Callaway Golf to cut staff numbers

16/07/2012

Callaway Golf Company has announced cost-reduction initiatives that are expected to generate approximately $52 million in gross annualised savings. The action, which includes a 12% reduction in workforce, supports the company's plans to streamline operations and sharpen the focus placed on core products in the Callaway and Odyssey brands. 

Estimated costs associated with these actions over the next 12 months are $40 million. 

Chip Brewer, president and chief executive officer of Callaway, said: "As I mentioned last quarter, the company's business has not recovered at a satisfactory pace and we are taking actions to accelerate the recovery.

"The cost reduction initiatives we announced today are part of those actions and are consistent with the significant changes we are making in streamlining and simplifying our organisation and in how we approach and operate our business. 

These changes, however, will have a greater impact on our financial results in 2013 and 2014 than on 2012. 

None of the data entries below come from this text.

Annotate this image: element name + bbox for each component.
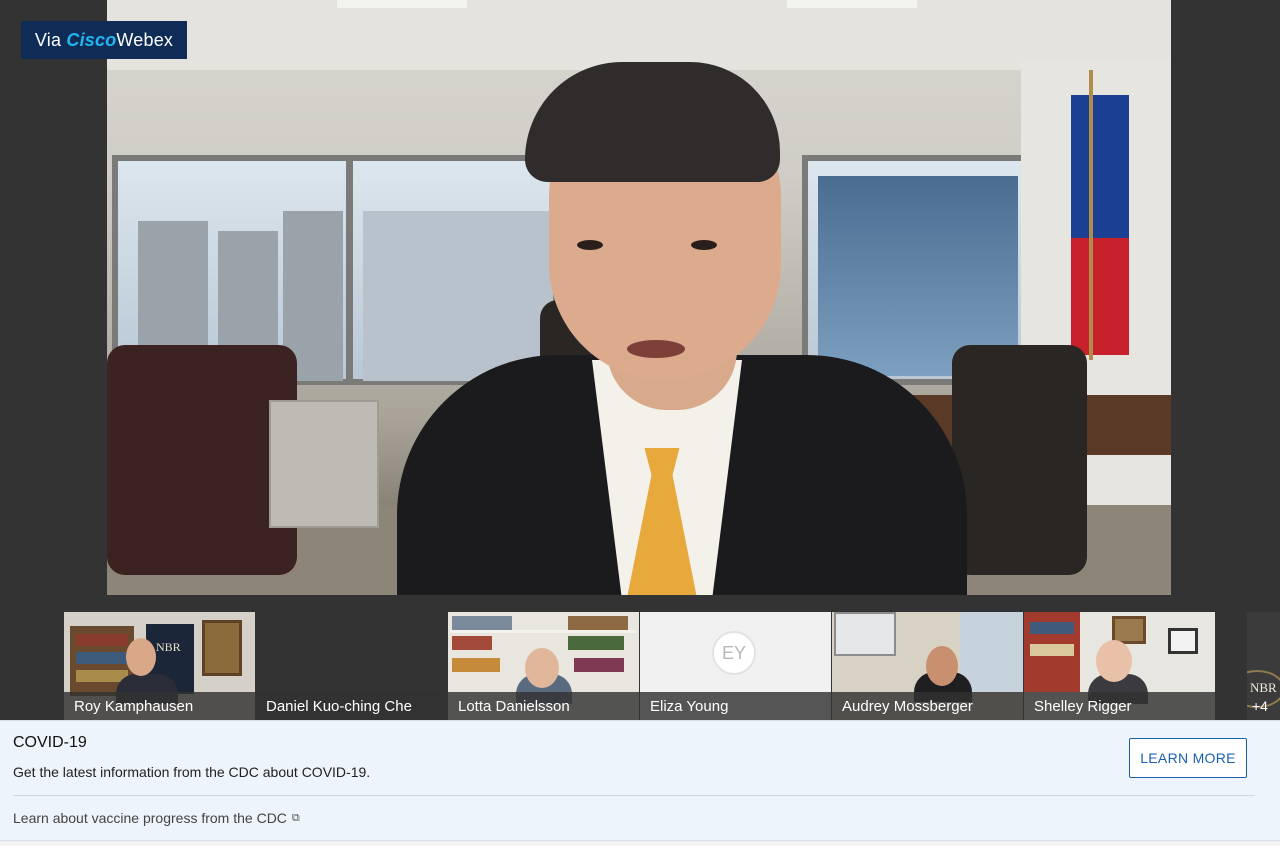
main-speaker-video — [107, 0, 1171, 595]
participant-name: Audrey Mossberger — [842, 697, 973, 715]
participant-strip[interactable]: NBR Roy Kamphausen Daniel Kuo-ching Che … — [0, 612, 1280, 720]
ceiling-light — [787, 0, 917, 8]
vaccine-progress-link[interactable]: Learn about vaccine progress from the CD… — [13, 810, 300, 826]
badge-prefix: Via — [34, 29, 67, 50]
covid-info-panel: COVID-19 Get the latest information from… — [0, 720, 1280, 841]
speaker-eye — [691, 240, 717, 250]
speaker-hair — [525, 62, 780, 182]
nbr-logo: NBR — [1250, 680, 1277, 695]
participant-tile[interactable]: Daniel Kuo-ching Che — [256, 612, 447, 720]
office-window — [347, 155, 557, 385]
participant-video — [1024, 612, 1215, 704]
learn-more-button[interactable]: LEARN MORE — [1129, 738, 1247, 778]
participant-name: Roy Kamphausen — [74, 697, 194, 715]
participant-tile[interactable]: NBR Roy Kamphausen — [64, 612, 255, 720]
participant-label: Audrey Mossberger — [832, 692, 1023, 720]
participant-label: Daniel Kuo-ching Che — [256, 692, 447, 720]
badge-brand-cisco: Cisco — [66, 29, 117, 50]
participant-video — [832, 612, 1023, 702]
participant-name: Daniel Kuo-ching Che — [266, 697, 412, 715]
office-chair — [952, 345, 1087, 575]
external-link-icon: ⧉ — [291, 811, 300, 824]
speaker-mouth — [627, 340, 685, 358]
participant-label: Eliza Young — [640, 692, 831, 720]
participant-video: NBR — [64, 612, 255, 704]
participant-tile[interactable]: EY Eliza Young — [640, 612, 831, 720]
covid-title: COVID-19 — [13, 734, 87, 751]
flag-pole — [1089, 70, 1093, 360]
participant-name: Lotta Danielsson — [458, 697, 570, 715]
participant-label: Lotta Danielsson — [448, 692, 639, 720]
more-participants-button[interactable]: NBR +4 — [1247, 612, 1280, 720]
nbr-logo: NBR — [156, 640, 181, 654]
office-ceiling — [107, 0, 1171, 70]
file-cabinet — [269, 400, 379, 528]
overflow-count: +4 — [1252, 698, 1268, 714]
participant-label: Roy Kamphausen — [64, 692, 255, 720]
ceiling-light — [337, 0, 467, 8]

"As a result, and given the slower than anticipated pace of recovery, we no longer expect that 2012 full year financial results will be significantly better than last year."

The company estimates net sales of $280 million for the second quarter ended June 30, a 3% increase compared with the second quarter of 2011. First half net sales are estimated at $565 million, up 1% increase. 

"I am pleased with the progress on the changes we are making to our business," added Mr Brewer. 

"In the last few months, we have sold the Top-Flite and Ben Hogan brands, licensed our North American apparel business, licensed our footwear business to our current footwear partner, and have made significant changes in senior management, including new hires to oversee our global marketing and global operations organisations."